I have since fuck'd pride, and had a visit with a physiotherapist. He was very kind, and very compassionate, I was shocked. For some reason kind and nice strangers still shock me. I have had to put my safety in his hands at home. It's one thing being bedridden, but it's another thing to not be able to get up easily or take some steps safely. Often those steps are met with tears.
Mr. physio had a bed rail, and a bath bench installed. He supports the use of the wheelchair, of course. The bed rail is to help me up, not keep me in, although there is talk of one of those hospital rails with the tray coming. At my surprise, the bed rail is amazing. I have no idea why, since my feet still are a write off. My path is this, out of bed, one step to reach the footboard, another to grab a chair (which has heavy things on it so I don't topple over with it) another to the doorknob, and the frame, another to the linen closet door, and then to the frame of the bathroom. That is usually adventure enough for one day.
The bath bench is a luxury bench, it has an extended seat so I can avoid stepping into the tub, a backrest and a railing. The first time I used it I had some vertigo or a 'sode as I will explain further. It helps, but is very hard to get used to, and I am still unable to shower on my own. When I am alone I can manage as my Nana called a bath in a teacup. Baby wipes are a lupie girl's best friend in the loo. I try to make it to the living room once a day, but there is nothing to hold on to, and I can't use the wheelchair much on my own either, both for the small hallway and the searing rib and chest pain.

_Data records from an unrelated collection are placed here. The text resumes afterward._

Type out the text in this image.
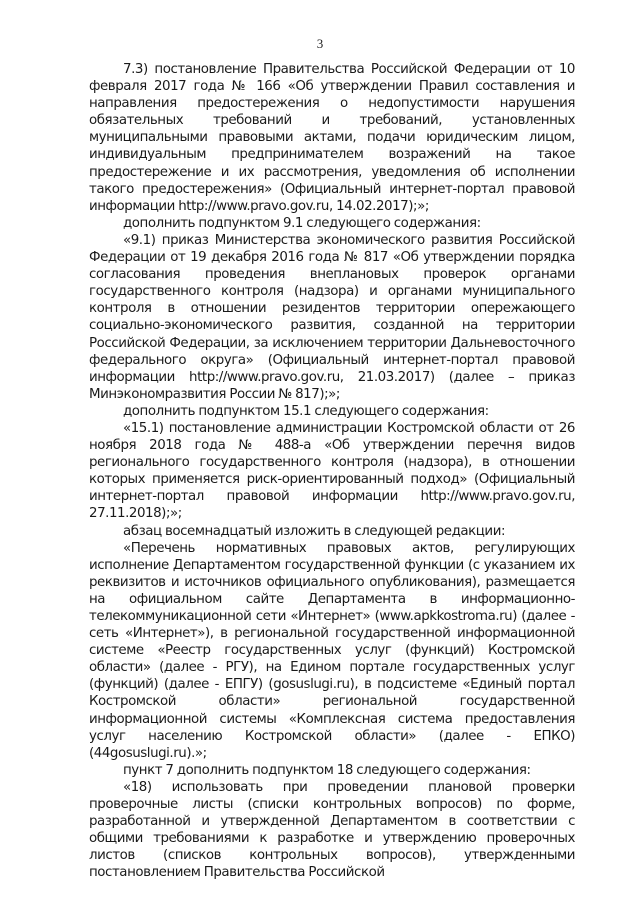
3

7.3) постановление Правительства Российской Федерации от 10 февраля 2017 года № 166 «Об утверждении Правил составления и направления предостережения о недопустимости нарушения обязательных требований и требований, установленных муниципальными правовыми актами, подачи юридическим лицом, индивидуальным предпринимателем возражений на такое предостережение и их рассмотрения, уведомления об исполнении такого предостережения» (Официальный интернет-портал правовой информации http://www.pravo.gov.ru, 14.02.2017);»;

дополнить подпунктом 9.1 следующего содержания:

«9.1) приказ Министерства экономического развития Российской Федерации от 19 декабря 2016 года № 817 «Об утверждении порядка согласования проведения внеплановых проверок органами государственного контроля (надзора) и органами муниципального контроля в отношении резидентов территории опережающего социально-экономического развития, созданной на территории Российской Федерации, за исключением территории Дальневосточного федерального округа» (Официальный интернет-портал правовой информации http://www.pravo.gov.ru, 21.03.2017) (далее – приказ Минэкономразвития России № 817);»;

дополнить подпунктом 15.1 следующего содержания:

«15.1) постановление администрации Костромской области от 26 ноября 2018 года № 488-а «Об утверждении перечня видов регионального государственного контроля (надзора), в отношении которых применяется риск-ориентированный подход» (Официальный интернет-портал правовой информации http://www.pravo.gov.ru, 27.11.2018);»;

абзац восемнадцатый изложить в следующей редакции:

«Перечень нормативных правовых актов, регулирующих исполнение Департаментом государственной функции (с указанием их реквизитов и источников официального опубликования), размещается на официальном сайте Департамента в информационно-телекоммуникационной сети «Интернет» (www.apkkostroma.ru) (далее - сеть «Интернет»), в региональной государственной информационной системе «Реестр государственных услуг (функций) Костромской области» (далее - РГУ), на Едином портале государственных услуг (функций) (далее - ЕПГУ) (gosuslugi.ru), в подсистеме «Единый портал Костромской области» региональной государственной информационной системы «Комплексная система предоставления услуг населению Костромской области» (далее - ЕПКО) (44gosuslugi.ru).»;

пункт 7 дополнить подпунктом 18 следующего содержания:

«18) использовать при проведении плановой проверки проверочные листы (списки контрольных вопросов) по форме, разработанной и утвержденной Департаментом в соответствии с общими требованиями к разработке и утверждению проверочных листов (списков контрольных вопросов), утвержденными постановлением Правительства Российской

The physiotherapist came back to see how I was doing. We sat on my bed and had a great heart to heart. He said, "You are too young to be in so much pain and to deal with all this." I am proud of myself for not tearing up.
To explain what I call a 'sode - short for what I call a 'lupusode', which let me say what it is not first. It is not a flare, it is not a shooting pain. The pain is steady and it seems that I spend a few hours some days in a strange sort of dizzy, like nothing I have experienced before. Sometimes they can be fun, sometimes damn scary, sometimes it is like a lucid dream, others I am confused. Almost as if my body is reacting to the pain, trying to cope while it doesn't take the pain away.

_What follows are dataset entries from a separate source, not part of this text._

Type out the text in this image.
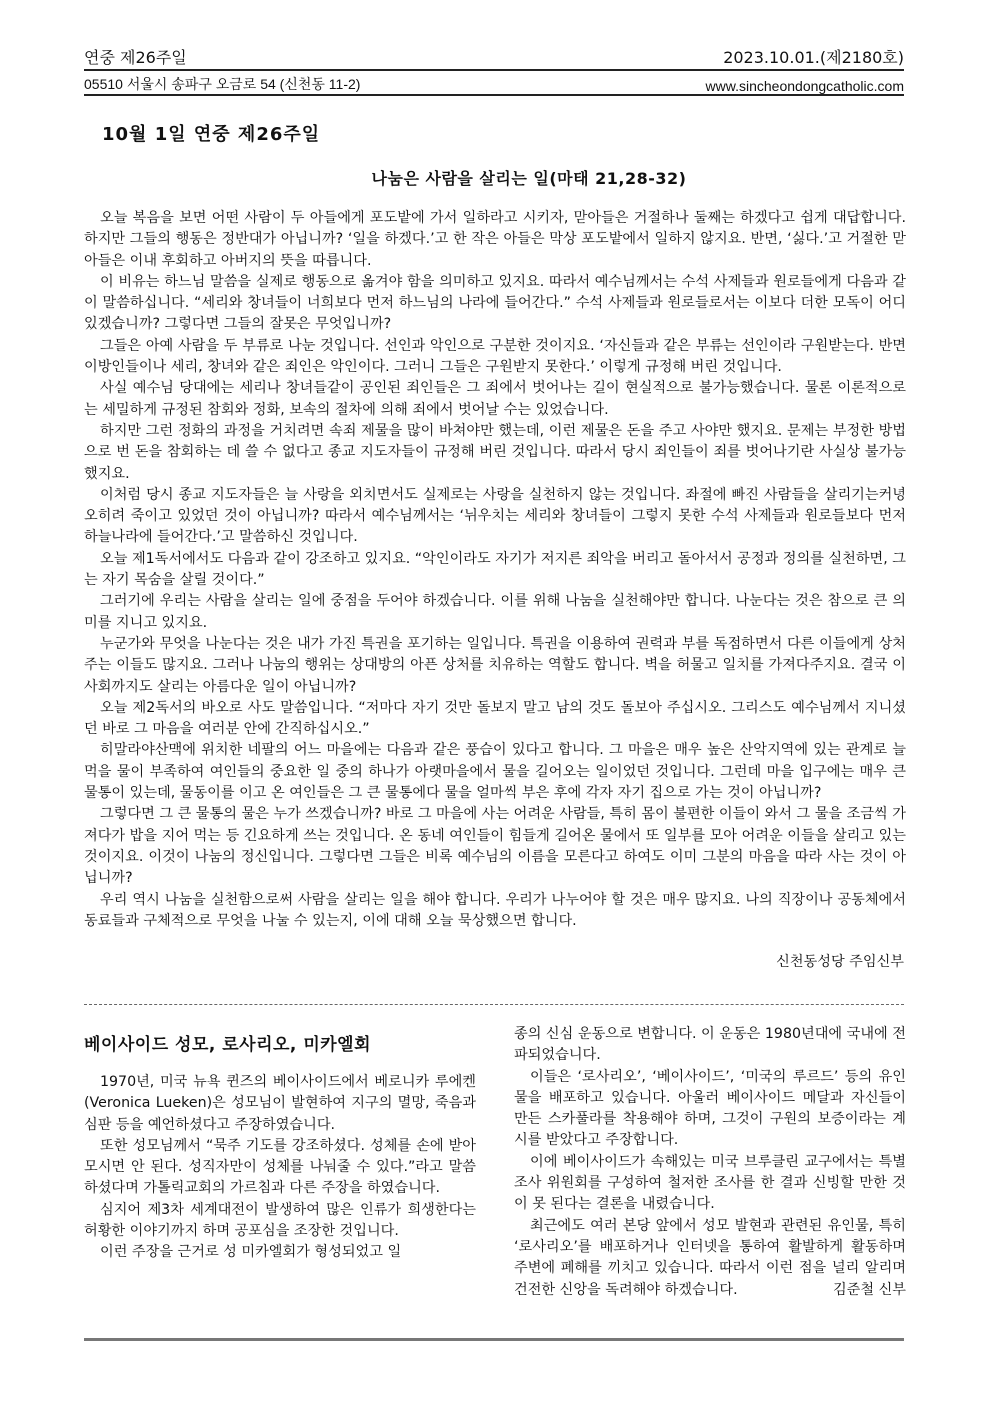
연중 제26주일	2023.10.01.(제2180호)
05510 서울시 송파구 오금로 54 (신천동 11-2)	www.sincheondongcatholic.com
10월 1일 연중 제26주일
나눔은 사람을 살리는 일(마태 21,28-32)

오늘 복음을 보면 어떤 사람이 두 아들에게 포도밭에 가서 일하라고 시키자, 맏아들은 거절하나 둘째는 하겠다고 쉽게 대답합니다. 하지만 그들의 행동은 정반대가 아닙니까? ‘일을 하겠다.’고 한 작은 아들은 막상 포도밭에서 일하지 않지요. 반면, ‘싫다.’고 거절한 맏아들은 이내 후회하고 아버지의 뜻을 따릅니다.

이 비유는 하느님 말씀을 실제로 행동으로 옮겨야 함을 의미하고 있지요. 따라서 예수님께서는 수석 사제들과 원로들에게 다음과 같이 말씀하십니다. “세리와 창녀들이 너희보다 먼저 하느님의 나라에 들어간다.” 수석 사제들과 원로들로서는 이보다 더한 모독이 어디 있겠습니까? 그렇다면 그들의 잘못은 무엇입니까?

그들은 아예 사람을 두 부류로 나눈 것입니다. 선인과 악인으로 구분한 것이지요. ‘자신들과 같은 부류는 선인이라 구원받는다. 반면 이방인들이나 세리, 창녀와 같은 죄인은 악인이다. 그러니 그들은 구원받지 못한다.’ 이렇게 규정해 버린 것입니다.

사실 예수님 당대에는 세리나 창녀들같이 공인된 죄인들은 그 죄에서 벗어나는 길이 현실적으로 불가능했습니다. 물론 이론적으로는 세밀하게 규정된 참회와 정화, 보속의 절차에 의해 죄에서 벗어날 수는 있었습니다.

하지만 그런 정화의 과정을 거치려면 속죄 제물을 많이 바쳐야만 했는데, 이런 제물은 돈을 주고 사야만 했지요. 문제는 부정한 방법으로 번 돈을 참회하는 데 쓸 수 없다고 종교 지도자들이 규정해 버린 것입니다. 따라서 당시 죄인들이 죄를 벗어나기란 사실상 불가능했지요.

이처럼 당시 종교 지도자들은 늘 사랑을 외치면서도 실제로는 사랑을 실천하지 않는 것입니다. 좌절에 빠진 사람들을 살리기는커녕 오히려 죽이고 있었던 것이 아닙니까? 따라서 예수님께서는 ‘뉘우치는 세리와 창녀들이 그렇지 못한 수석 사제들과 원로들보다 먼저 하늘나라에 들어간다.’고 말씀하신 것입니다.

오늘 제1독서에서도 다음과 같이 강조하고 있지요. “악인이라도 자기가 저지른 죄악을 버리고 돌아서서 공정과 정의를 실천하면, 그는 자기 목숨을 살릴 것이다.”

그러기에 우리는 사람을 살리는 일에 중점을 두어야 하겠습니다. 이를 위해 나눔을 실천해야만 합니다. 나눈다는 것은 참으로 큰 의미를 지니고 있지요.

누군가와 무엇을 나눈다는 것은 내가 가진 특권을 포기하는 일입니다. 특권을 이용하여 권력과 부를 독점하면서 다른 이들에게 상처 주는 이들도 많지요. 그러나 나눔의 행위는 상대방의 아픈 상처를 치유하는 역할도 합니다. 벽을 허물고 일치를 가져다주지요. 결국 이 사회까지도 살리는 아름다운 일이 아닙니까?

오늘 제2독서의 바오로 사도 말씀입니다. “저마다 자기 것만 돌보지 말고 남의 것도 돌보아 주십시오. 그리스도 예수님께서 지니셨던 바로 그 마음을 여러분 안에 간직하십시오.”

히말라야산맥에 위치한 네팔의 어느 마을에는 다음과 같은 풍습이 있다고 합니다. 그 마을은 매우 높은 산악지역에 있는 관계로 늘 먹을 물이 부족하여 여인들의 중요한 일 중의 하나가 아랫마을에서 물을 길어오는 일이었던 것입니다. 그런데 마을 입구에는 매우 큰 물통이 있는데, 물동이를 이고 온 여인들은 그 큰 물통에다 물을 얼마씩 부은 후에 각자 자기 집으로 가는 것이 아닙니까?

그렇다면 그 큰 물통의 물은 누가 쓰겠습니까? 바로 그 마을에 사는 어려운 사람들, 특히 몸이 불편한 이들이 와서 그 물을 조금씩 가져다가 밥을 지어 먹는 등 긴요하게 쓰는 것입니다. 온 동네 여인들이 힘들게 길어온 물에서 또 일부를 모아 어려운 이들을 살리고 있는 것이지요. 이것이 나눔의 정신입니다. 그렇다면 그들은 비록 예수님의 이름을 모른다고 하여도 이미 그분의 마음을 따라 사는 것이 아닙니까?

우리 역시 나눔을 실천함으로써 사람을 살리는 일을 해야 합니다. 우리가 나누어야 할 것은 매우 많지요. 나의 직장이나 공동체에서 동료들과 구체적으로 무엇을 나눌 수 있는지, 이에 대해 오늘 묵상했으면 합니다.

신천동성당 주임신부
베이사이드 성모, 로사리오, 미카엘회

1970년, 미국 뉴욕 퀸즈의 베이사이드에서 베로니카 루에켄(Veronica Lueken)은 성모님이 발현하여 지구의 멸망, 죽음과 심판 등을 예언하셨다고 주장하였습니다.

또한 성모님께서 “묵주 기도를 강조하셨다. 성체를 손에 받아 모시면 안 된다. 성직자만이 성체를 나눠줄 수 있다.”라고 말씀하셨다며 가톨릭교회의 가르침과 다른 주장을 하였습니다.

심지어 제3차 세계대전이 발생하여 많은 인류가 희생한다는 허황한 이야기까지 하며 공포심을 조장한 것입니다.

이런 주장을 근거로 성 미카엘회가 형성되었고 일

종의 신심 운동으로 변합니다. 이 운동은 1980년대에 국내에 전파되었습니다.

이들은 ‘로사리오’, ‘베이사이드’, ‘미국의 루르드’ 등의 유인물을 배포하고 있습니다. 아울러 베이사이드 메달과 자신들이 만든 스카풀라를 착용해야 하며, 그것이 구원의 보증이라는 계시를 받았다고 주장합니다.

이에 베이사이드가 속해있는 미국 브루클린 교구에서는 특별조사 위원회를 구성하여 철저한 조사를 한 결과 신빙할 만한 것이 못 된다는 결론을 내렸습니다.

최근에도 여러 본당 앞에서 성모 발현과 관련된 유인물, 특히 ‘로사리오’를 배포하거나 인터넷을 통하여 활발하게 활동하며 주변에 폐해를 끼치고 있습니다. 따라서 이런 점을 널리 알리며 건전한 신앙을 독려해야 하겠습니다.	김준철 신부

I have been home for about 6 weeks now and have since gained 10 pounds, so I am a full 98. The newest pain is searing rib pain, mostly on my right side. It starts from my back, tightly under my right breast and feels like shooting straight up to my clavicle. Again, it is constant, and it is worrysome. So much so that I gave in and went to a clinic this past weekend.

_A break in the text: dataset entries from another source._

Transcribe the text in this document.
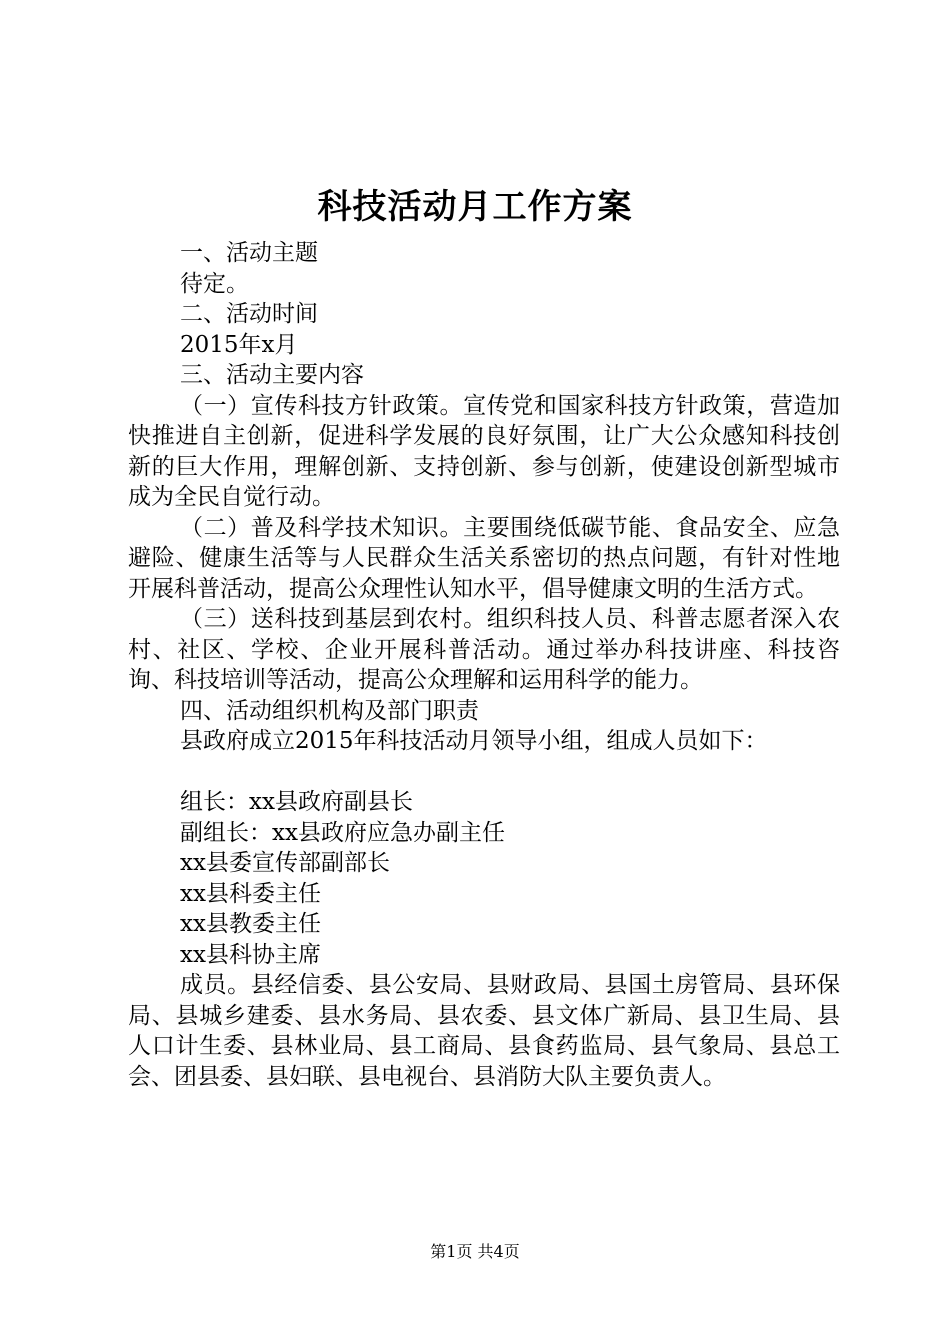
科技活动月工作方案
一、活动主题
待定。
二、活动时间
2015年x月
三、活动主要内容
（一）宣传科技方针政策。宣传党和国家科技方针政策，营造加快推进自主创新，促进科学发展的良好氛围，让广大公众感知科技创新的巨大作用，理解创新、支持创新、参与创新，使建设创新型城市成为全民自觉行动。
（二）普及科学技术知识。主要围绕低碳节能、食品安全、应急避险、健康生活等与人民群众生活关系密切的热点问题，有针对性地开展科普活动，提高公众理性认知水平，倡导健康文明的生活方式。
（三）送科技到基层到农村。组织科技人员、科普志愿者深入农村、社区、学校、企业开展科普活动。通过举办科技讲座、科技咨询、科技培训等活动，提高公众理解和运用科学的能力。
四、活动组织机构及部门职责
县政府成立2015年科技活动月领导小组，组成人员如下：
组长：xx县政府副县长
副组长：xx县政府应急办副主任
xx县委宣传部副部长
xx县科委主任
xx县教委主任
xx县科协主席
成员。县经信委、县公安局、县财政局、县国土房管局、县环保局、县城乡建委、县水务局、县农委、县文体广新局、县卫生局、县人口计生委、县林业局、县工商局、县食药监局、县气象局、县总工会、团县委、县妇联、县电视台、县消防大队主要负责人。
第1页 共4页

Of course being a clinic, we had to pick one issue to deal with. We chose blood. I need a transfusion soon, and I am hoping to get onto a standing order with the ER so that I don't need to jump through hoops as I am now. I am not willing to wait for the blackouts to tell me to go. Monday I went to have the tests done, and I wanted to take a chance and go to the office my lovely Dr. Ron was in, it's quiet, the phlebotomist knows my veins. New nurses were there, and took me right away, again rushed my labs to two-three days. The nurse came back to tell me there was a new doctor taking new patients - in Dr. Ron's old suite, we met, in the same exam room that changed my life. She upped my meds to 2-3 Amitriptyline/night. Today is my second day on the upped dose, and my sleep is a bit better. However, I know that there is no chance that I would function in the grown up world - I am not a complete zombie, yet I wouldn't be able to drive or work on it. What the hell, try it now, what's the worse that can happen, I sleep?
The new doctor also brought up Lyrica, which is a new med recently approved for pain or arthritis and fibromyalgia. You know the commercials, I will be on my knees gardening in no time! I'm not buying lyrica, but I am no doctor, I know my body.
I know there is no pain when I sleep. I can dance again. I can walk and laugh and have adventures!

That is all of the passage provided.